Talia Hibbert (born 1996) is a British romance novelist. She writes contemporary and paranormal romance. She is known for writing diverse narratives with characters of varying life experiences. She is best known for her 2019 novel Get a Life, Chloe Brown.
Hibbert was born to a half Roma, half Sierra Leonean mother and a father of Jamaican heritage whose parents arrived in Britain as part of the Windrush generation. Hibbert studied at the University of Leicester. It was during her final year at university that she decided to pursue writing professionally.
Hibbert used an inheritance from her great-grandmother to finance the beginning of her writing career. She writes under the name Talia Hibbert as her legal name is "apparently difficult to pronounce." She began self-publishing in 2017, putting out ten books in that first year. Her first traditionally published book Get a Life, Chloe Brown was released in 2019 with Avon Romance and is the first book of a family romance trilogy.
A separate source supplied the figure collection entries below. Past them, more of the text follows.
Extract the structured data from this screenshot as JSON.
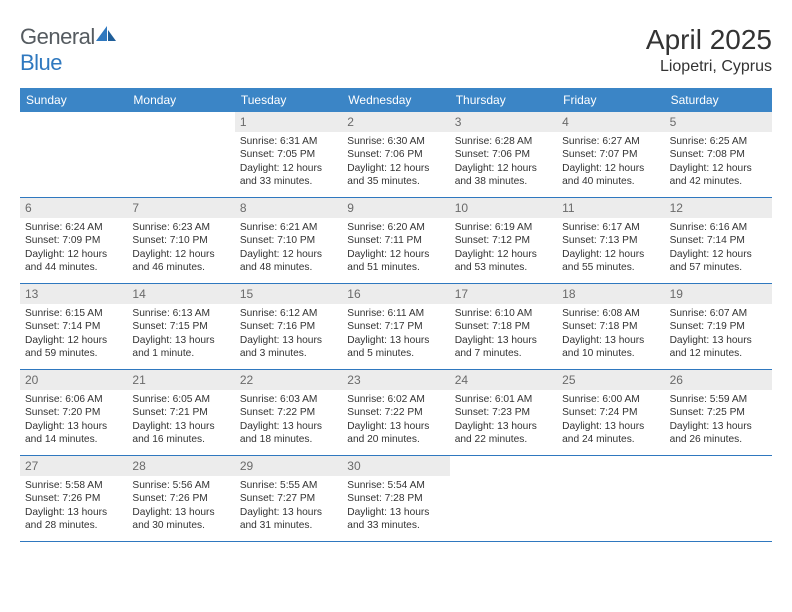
{
  "brand": {
    "part1": "General",
    "part2": "Blue"
  },
  "title": "April 2025",
  "location": "Liopetri, Cyprus",
  "colors": {
    "header_bg": "#3b85c6",
    "divider": "#2f78bf",
    "daynum_bg": "#ececec",
    "text": "#333333",
    "logo_gray": "#555b60",
    "logo_blue": "#2f78bf"
  },
  "day_headers": [
    "Sunday",
    "Monday",
    "Tuesday",
    "Wednesday",
    "Thursday",
    "Friday",
    "Saturday"
  ],
  "weeks": [
    [
      {
        "n": "",
        "sr": "",
        "ss": "",
        "dl": ""
      },
      {
        "n": "",
        "sr": "",
        "ss": "",
        "dl": ""
      },
      {
        "n": "1",
        "sr": "6:31 AM",
        "ss": "7:05 PM",
        "dl": "12 hours and 33 minutes."
      },
      {
        "n": "2",
        "sr": "6:30 AM",
        "ss": "7:06 PM",
        "dl": "12 hours and 35 minutes."
      },
      {
        "n": "3",
        "sr": "6:28 AM",
        "ss": "7:06 PM",
        "dl": "12 hours and 38 minutes."
      },
      {
        "n": "4",
        "sr": "6:27 AM",
        "ss": "7:07 PM",
        "dl": "12 hours and 40 minutes."
      },
      {
        "n": "5",
        "sr": "6:25 AM",
        "ss": "7:08 PM",
        "dl": "12 hours and 42 minutes."
      }
    ],
    [
      {
        "n": "6",
        "sr": "6:24 AM",
        "ss": "7:09 PM",
        "dl": "12 hours and 44 minutes."
      },
      {
        "n": "7",
        "sr": "6:23 AM",
        "ss": "7:10 PM",
        "dl": "12 hours and 46 minutes."
      },
      {
        "n": "8",
        "sr": "6:21 AM",
        "ss": "7:10 PM",
        "dl": "12 hours and 48 minutes."
      },
      {
        "n": "9",
        "sr": "6:20 AM",
        "ss": "7:11 PM",
        "dl": "12 hours and 51 minutes."
      },
      {
        "n": "10",
        "sr": "6:19 AM",
        "ss": "7:12 PM",
        "dl": "12 hours and 53 minutes."
      },
      {
        "n": "11",
        "sr": "6:17 AM",
        "ss": "7:13 PM",
        "dl": "12 hours and 55 minutes."
      },
      {
        "n": "12",
        "sr": "6:16 AM",
        "ss": "7:14 PM",
        "dl": "12 hours and 57 minutes."
      }
    ],
    [
      {
        "n": "13",
        "sr": "6:15 AM",
        "ss": "7:14 PM",
        "dl": "12 hours and 59 minutes."
      },
      {
        "n": "14",
        "sr": "6:13 AM",
        "ss": "7:15 PM",
        "dl": "13 hours and 1 minute."
      },
      {
        "n": "15",
        "sr": "6:12 AM",
        "ss": "7:16 PM",
        "dl": "13 hours and 3 minutes."
      },
      {
        "n": "16",
        "sr": "6:11 AM",
        "ss": "7:17 PM",
        "dl": "13 hours and 5 minutes."
      },
      {
        "n": "17",
        "sr": "6:10 AM",
        "ss": "7:18 PM",
        "dl": "13 hours and 7 minutes."
      },
      {
        "n": "18",
        "sr": "6:08 AM",
        "ss": "7:18 PM",
        "dl": "13 hours and 10 minutes."
      },
      {
        "n": "19",
        "sr": "6:07 AM",
        "ss": "7:19 PM",
        "dl": "13 hours and 12 minutes."
      }
    ],
    [
      {
        "n": "20",
        "sr": "6:06 AM",
        "ss": "7:20 PM",
        "dl": "13 hours and 14 minutes."
      },
      {
        "n": "21",
        "sr": "6:05 AM",
        "ss": "7:21 PM",
        "dl": "13 hours and 16 minutes."
      },
      {
        "n": "22",
        "sr": "6:03 AM",
        "ss": "7:22 PM",
        "dl": "13 hours and 18 minutes."
      },
      {
        "n": "23",
        "sr": "6:02 AM",
        "ss": "7:22 PM",
        "dl": "13 hours and 20 minutes."
      },
      {
        "n": "24",
        "sr": "6:01 AM",
        "ss": "7:23 PM",
        "dl": "13 hours and 22 minutes."
      },
      {
        "n": "25",
        "sr": "6:00 AM",
        "ss": "7:24 PM",
        "dl": "13 hours and 24 minutes."
      },
      {
        "n": "26",
        "sr": "5:59 AM",
        "ss": "7:25 PM",
        "dl": "13 hours and 26 minutes."
      }
    ],
    [
      {
        "n": "27",
        "sr": "5:58 AM",
        "ss": "7:26 PM",
        "dl": "13 hours and 28 minutes."
      },
      {
        "n": "28",
        "sr": "5:56 AM",
        "ss": "7:26 PM",
        "dl": "13 hours and 30 minutes."
      },
      {
        "n": "29",
        "sr": "5:55 AM",
        "ss": "7:27 PM",
        "dl": "13 hours and 31 minutes."
      },
      {
        "n": "30",
        "sr": "5:54 AM",
        "ss": "7:28 PM",
        "dl": "13 hours and 33 minutes."
      },
      {
        "n": "",
        "sr": "",
        "ss": "",
        "dl": ""
      },
      {
        "n": "",
        "sr": "",
        "ss": "",
        "dl": ""
      },
      {
        "n": "",
        "sr": "",
        "ss": "",
        "dl": ""
      }
    ]
  ],
  "labels": {
    "sunrise": "Sunrise: ",
    "sunset": "Sunset: ",
    "daylight": "Daylight: "
  }
}
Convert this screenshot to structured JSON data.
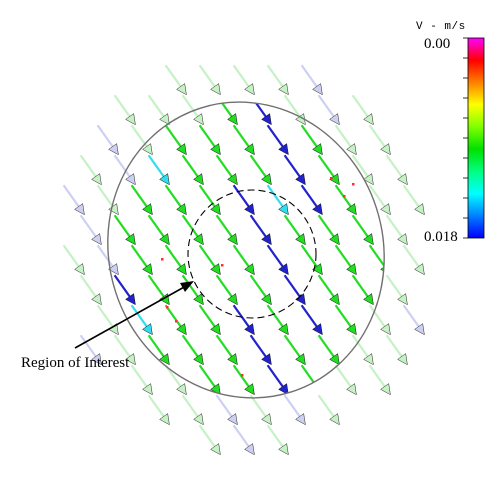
{
  "colorbar": {
    "title": "V - m/s",
    "top_label": "0.00",
    "bottom_label": "0.018",
    "stops": [
      "#ff00ff",
      "#ff0000",
      "#ff8000",
      "#ffff00",
      "#80ff00",
      "#00e000",
      "#00ff80",
      "#00ffff",
      "#0080ff",
      "#0000ff"
    ]
  },
  "annotation": {
    "label": "Region of Interest"
  },
  "colors": {
    "domain_outline": "#707070",
    "region_outline": "#000000",
    "arrow_green": "#22dd22",
    "arrow_blue": "#2222cc",
    "arrow_cyan": "#33ddee",
    "arrow_red": "#ff3030",
    "arrow_faded_green": "#bff0bf",
    "arrow_faded_blue": "#c8ccf0"
  },
  "flow": {
    "direction": "down-right"
  }
}
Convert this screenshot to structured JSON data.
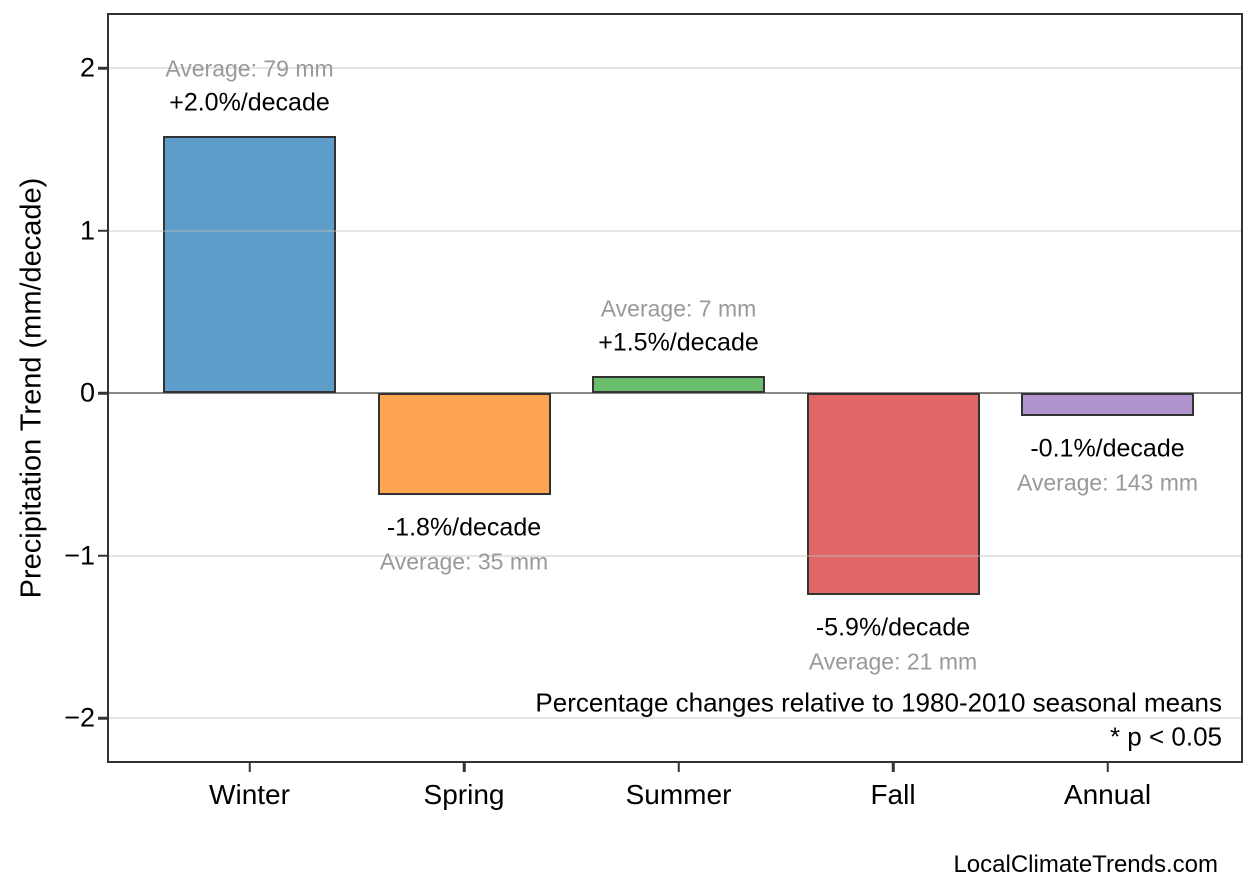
{
  "chart_data": {
    "type": "bar",
    "title": "",
    "categories": [
      "Winter",
      "Spring",
      "Summer",
      "Fall",
      "Annual"
    ],
    "values": [
      1.58,
      -0.63,
      0.105,
      -1.24,
      -0.143
    ],
    "bar_colors": [
      "#5E9DC9",
      "#FDA552",
      "#69BD6C",
      "#E16666",
      "#B194CD"
    ],
    "bar_edge_color": "#333333",
    "annotations": [
      {
        "percent": "+2.0%/decade",
        "average": "Average: 79 mm"
      },
      {
        "percent": "-1.8%/decade",
        "average": "Average: 35 mm"
      },
      {
        "percent": "+1.5%/decade",
        "average": "Average: 7 mm"
      },
      {
        "percent": "-5.9%/decade",
        "average": "Average: 21 mm"
      },
      {
        "percent": "-0.1%/decade",
        "average": "Average: 143 mm"
      }
    ],
    "ylabel": "Precipitation Trend (mm/decade)",
    "xlabel": "",
    "yticks": [
      {
        "value": 2,
        "label": "2"
      },
      {
        "value": 1,
        "label": "1"
      },
      {
        "value": 0,
        "label": "0"
      },
      {
        "value": -1,
        "label": "−1"
      },
      {
        "value": -2,
        "label": "−2"
      }
    ],
    "ylim": [
      -2.3,
      2.34
    ],
    "grid": true,
    "legend": false,
    "zero_line_color": "#888888",
    "annotation_percent_color": "#000000",
    "annotation_average_color": "#999999",
    "footnote_line1": "Percentage changes relative to 1980-2010 seasonal means",
    "footnote_line2": "* p < 0.05",
    "watermark": "LocalClimateTrends.com"
  }
}
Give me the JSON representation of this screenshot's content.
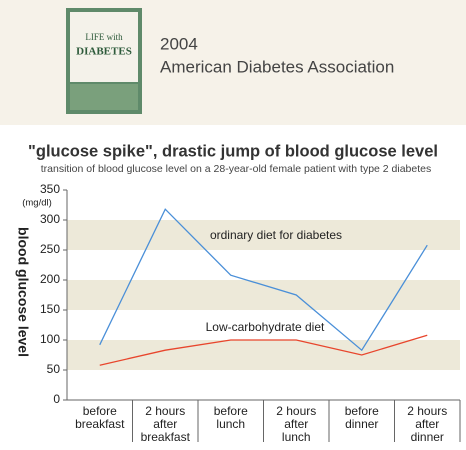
{
  "header": {
    "year": "2004",
    "organization": "American Diabetes Association",
    "cover_title": [
      "LIFE with",
      "DIABETES"
    ]
  },
  "chart_data": {
    "type": "line",
    "title": "\"glucose spike\", drastic jump of blood glucose level",
    "subtitle": "transition of blood glucose level on a 28-year-old female patient with type 2 diabetes",
    "y_label": "blood glucose level",
    "y_unit": "(mg/dl)",
    "categories": [
      [
        "before",
        "breakfast"
      ],
      [
        "2 hours",
        "after",
        "breakfast"
      ],
      [
        "before",
        "lunch"
      ],
      [
        "2 hours",
        "after",
        "lunch"
      ],
      [
        "before",
        "dinner"
      ],
      [
        "2 hours",
        "after",
        "dinner"
      ]
    ],
    "series": [
      {
        "name": "ordinary diet for diabetes",
        "color": "#4a8fd8",
        "values": [
          92,
          318,
          208,
          175,
          83,
          258
        ]
      },
      {
        "name": "Low-carbohydrate diet",
        "color": "#e8452c",
        "values": [
          58,
          83,
          100,
          100,
          75,
          108
        ]
      }
    ],
    "ylim": [
      0,
      350
    ],
    "yticks": [
      0,
      50,
      100,
      150,
      200,
      250,
      300,
      350
    ],
    "banded_grid": true,
    "band_color": "#ede9d9"
  }
}
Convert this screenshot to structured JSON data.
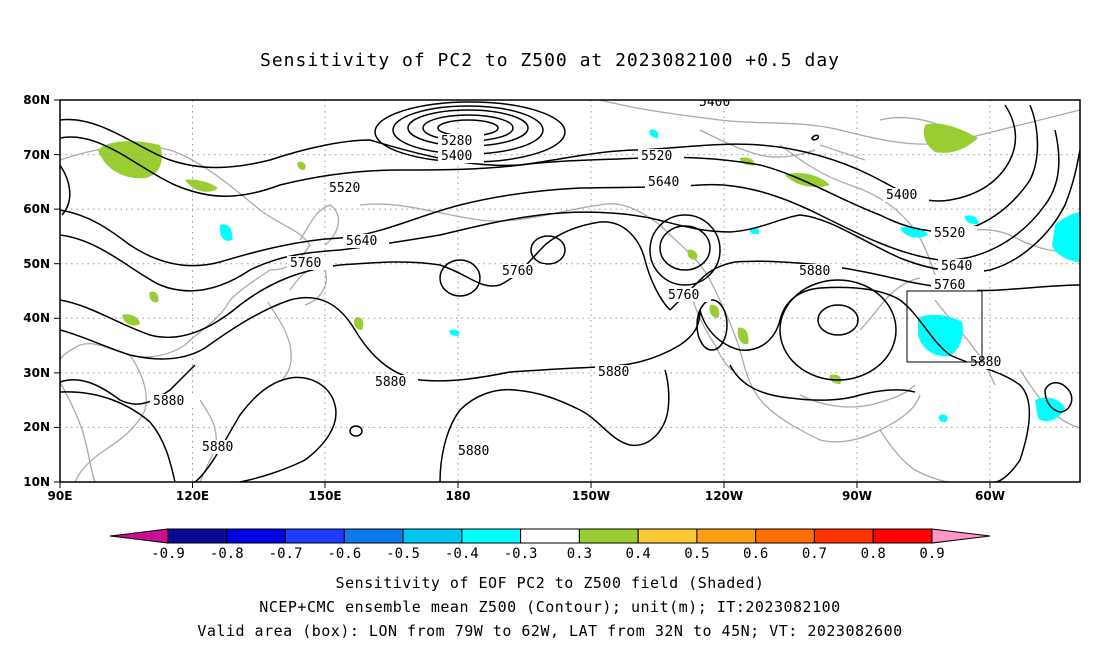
{
  "title": "Sensitivity of PC2 to Z500 at 2023082100 +0.5 day",
  "lat_ticks": [
    "80N",
    "70N",
    "60N",
    "50N",
    "40N",
    "30N",
    "20N",
    "10N"
  ],
  "lon_ticks": [
    "90E",
    "120E",
    "150E",
    "180",
    "150W",
    "120W",
    "90W",
    "60W"
  ],
  "contour_labels": [
    "5400",
    "5280",
    "5400",
    "5520",
    "5520",
    "5640",
    "5640",
    "5760",
    "5760",
    "5760",
    "5880",
    "5880",
    "5880",
    "5880",
    "5880",
    "5880",
    "5400",
    "5520",
    "5640",
    "5760",
    "5880"
  ],
  "colorbar": {
    "levels": [
      "-0.9",
      "-0.8",
      "-0.7",
      "-0.6",
      "-0.5",
      "-0.4",
      "-0.3",
      "0.3",
      "0.4",
      "0.5",
      "0.6",
      "0.7",
      "0.8",
      "0.9"
    ],
    "colors": [
      "#c80f96",
      "#0a0a96",
      "#0000e6",
      "#1e3cff",
      "#0a78e6",
      "#00c8f0",
      "#00ffff",
      "#ffffff",
      "#9acd32",
      "#ffc832",
      "#ffa014",
      "#ff6e00",
      "#ff3200",
      "#ff0000",
      "#ff96c8"
    ]
  },
  "footer": {
    "line1": "Sensitivity of EOF PC2 to Z500 field (Shaded)",
    "line2": "NCEP+CMC ensemble mean Z500 (Contour); unit(m); IT:2023082100",
    "line3": "Valid area (box): LON from 79W to 62W, LAT from 32N to 45N; VT: 2023082600"
  }
}
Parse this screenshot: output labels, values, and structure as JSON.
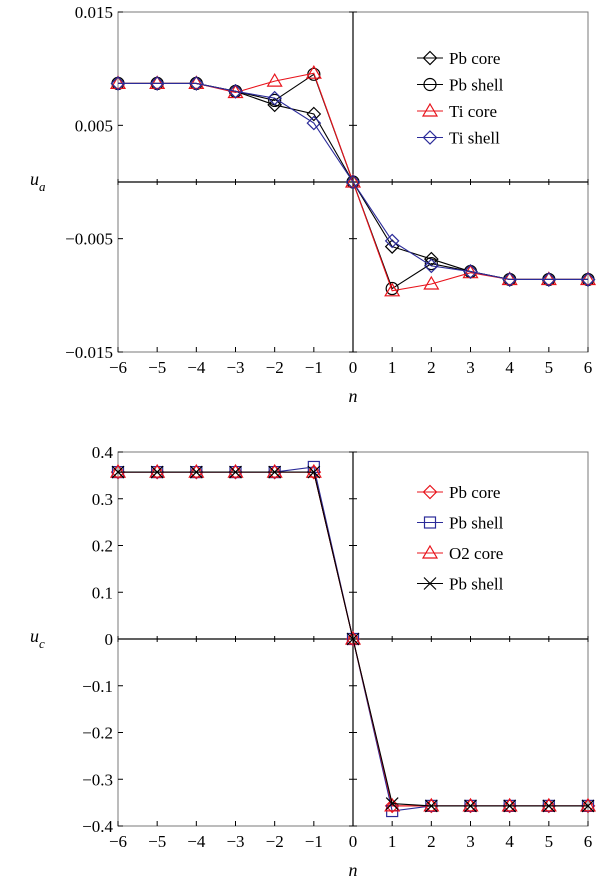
{
  "chart_data": [
    {
      "type": "line",
      "ylabel": "u",
      "ylabel_sub": "a",
      "xlabel": "n",
      "xlim": [
        -6,
        6
      ],
      "ylim": [
        -0.015,
        0.015
      ],
      "x_ticks": [
        -6,
        -5,
        -4,
        -3,
        -2,
        -1,
        0,
        1,
        2,
        3,
        4,
        5,
        6
      ],
      "x_tick_labels": [
        "−6",
        "−5",
        "−4",
        "−3",
        "−2",
        "−1",
        "0",
        "1",
        "2",
        "3",
        "4",
        "5",
        "6"
      ],
      "y_ticks": [
        -0.015,
        -0.005,
        0.005,
        0.015
      ],
      "y_tick_labels": [
        "−0.015",
        "−0.005",
        "0.005",
        "0.015"
      ],
      "grid": false,
      "legend_position": "top-right",
      "x": [
        -6,
        -5,
        -4,
        -3,
        -2,
        -1,
        0,
        1,
        2,
        3,
        4,
        5,
        6
      ],
      "series": [
        {
          "name": "Pb core",
          "color": "#000000",
          "marker": "diamond",
          "values": [
            0.0087,
            0.0087,
            0.0087,
            0.008,
            0.0068,
            0.006,
            0.0,
            -0.0057,
            -0.0068,
            -0.0079,
            -0.0086,
            -0.0086,
            -0.0086
          ]
        },
        {
          "name": "Pb shell",
          "color": "#000000",
          "marker": "circle",
          "values": [
            0.0087,
            0.0087,
            0.0087,
            0.008,
            0.0072,
            0.0095,
            0.0,
            -0.0094,
            -0.0072,
            -0.0079,
            -0.0086,
            -0.0086,
            -0.0086
          ]
        },
        {
          "name": "Ti core",
          "color": "#e8131b",
          "marker": "triangle",
          "values": [
            0.0087,
            0.0087,
            0.0087,
            0.0079,
            0.0089,
            0.0096,
            0.0,
            -0.0096,
            -0.009,
            -0.008,
            -0.0086,
            -0.0086,
            -0.0086
          ]
        },
        {
          "name": "Ti shell",
          "color": "#2b2b99",
          "marker": "diamond",
          "values": [
            0.0087,
            0.0087,
            0.0087,
            0.008,
            0.0074,
            0.0052,
            0.0,
            -0.0052,
            -0.0074,
            -0.0079,
            -0.0086,
            -0.0086,
            -0.0086
          ]
        }
      ]
    },
    {
      "type": "line",
      "ylabel": "u",
      "ylabel_sub": "c",
      "xlabel": "n",
      "xlim": [
        -6,
        6
      ],
      "ylim": [
        -0.4,
        0.4
      ],
      "x_ticks": [
        -6,
        -5,
        -4,
        -3,
        -2,
        -1,
        0,
        1,
        2,
        3,
        4,
        5,
        6
      ],
      "x_tick_labels": [
        "−6",
        "−5",
        "−4",
        "−3",
        "−2",
        "−1",
        "0",
        "1",
        "2",
        "3",
        "4",
        "5",
        "6"
      ],
      "y_ticks": [
        -0.4,
        -0.3,
        -0.2,
        -0.1,
        0,
        0.1,
        0.2,
        0.3,
        0.4
      ],
      "y_tick_labels": [
        "−0.4",
        "−0.3",
        "−0.2",
        "−0.1",
        "0",
        "0.1",
        "0.2",
        "0.3",
        "0.4"
      ],
      "grid": false,
      "legend_position": "top-right",
      "x": [
        -6,
        -5,
        -4,
        -3,
        -2,
        -1,
        0,
        1,
        2,
        3,
        4,
        5,
        6
      ],
      "series": [
        {
          "name": "Pb core",
          "color": "#e8131b",
          "marker": "diamond",
          "values": [
            0.357,
            0.357,
            0.357,
            0.357,
            0.357,
            0.357,
            0.0,
            -0.357,
            -0.357,
            -0.357,
            -0.357,
            -0.357,
            -0.357
          ]
        },
        {
          "name": "Pb shell",
          "color": "#2b2b99",
          "marker": "square",
          "values": [
            0.357,
            0.357,
            0.357,
            0.357,
            0.357,
            0.368,
            0.0,
            -0.368,
            -0.357,
            -0.357,
            -0.357,
            -0.357,
            -0.357
          ]
        },
        {
          "name": "O2 core",
          "color": "#e8131b",
          "marker": "triangle",
          "values": [
            0.357,
            0.357,
            0.357,
            0.357,
            0.357,
            0.357,
            0.0,
            -0.357,
            -0.357,
            -0.357,
            -0.357,
            -0.357,
            -0.357
          ]
        },
        {
          "name": "Pb shell",
          "color": "#000000",
          "marker": "x",
          "values": [
            0.357,
            0.357,
            0.357,
            0.357,
            0.357,
            0.357,
            0.0,
            -0.352,
            -0.357,
            -0.357,
            -0.357,
            -0.357,
            -0.357
          ]
        }
      ]
    }
  ]
}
Her debut fantasy romance, The Last Thorn, will be published in summer 2026.
Many of Hibbert's books can be described as part of the #ownvoices movement, with her characters being part of marginalized groups with which Hibbert also identifies. Many of her protagonists are Black women. The main character in Get a Life, Chloe Brown lives with chronic pain. In her book A Girl Like Her, the main character is autistic. The third book in The Brown Sisters series, Act Your Age, Eve Brown, features two autistic leads.
Hibbert's stories include characters with a diverse range of body types. She has stated that "it's always been really, really important to me that I represent diverse body types in my romance to show that all different kinds of people can be attractive and all different kinds of people deserve happy endings."
In Get a Life, Chloe Brown, she explores the strain that chronic pain can place on both familial and romantic relationships while also showing people with chronic pain are deserving and capable of having loving relationships.
Hibbert's books reflect a larger change in the romance genre moving toward explicit consent during sex scenes.
In the author's LGBTQ romance Work For It, one of the protagonists deals with finding love while living with depression.
For much of her life, Hibbert struggled with undiagnosed health issues, until she was diagnosed with fibromyalgia. She also has EhlersâÂÂDanlos syndrome. Hibbert's issues with doctors inspired her to write about medical discrimination in Get a Life, Chloe Brown.
Hibbert is queer and autistic. She uses she, he, and they pronouns.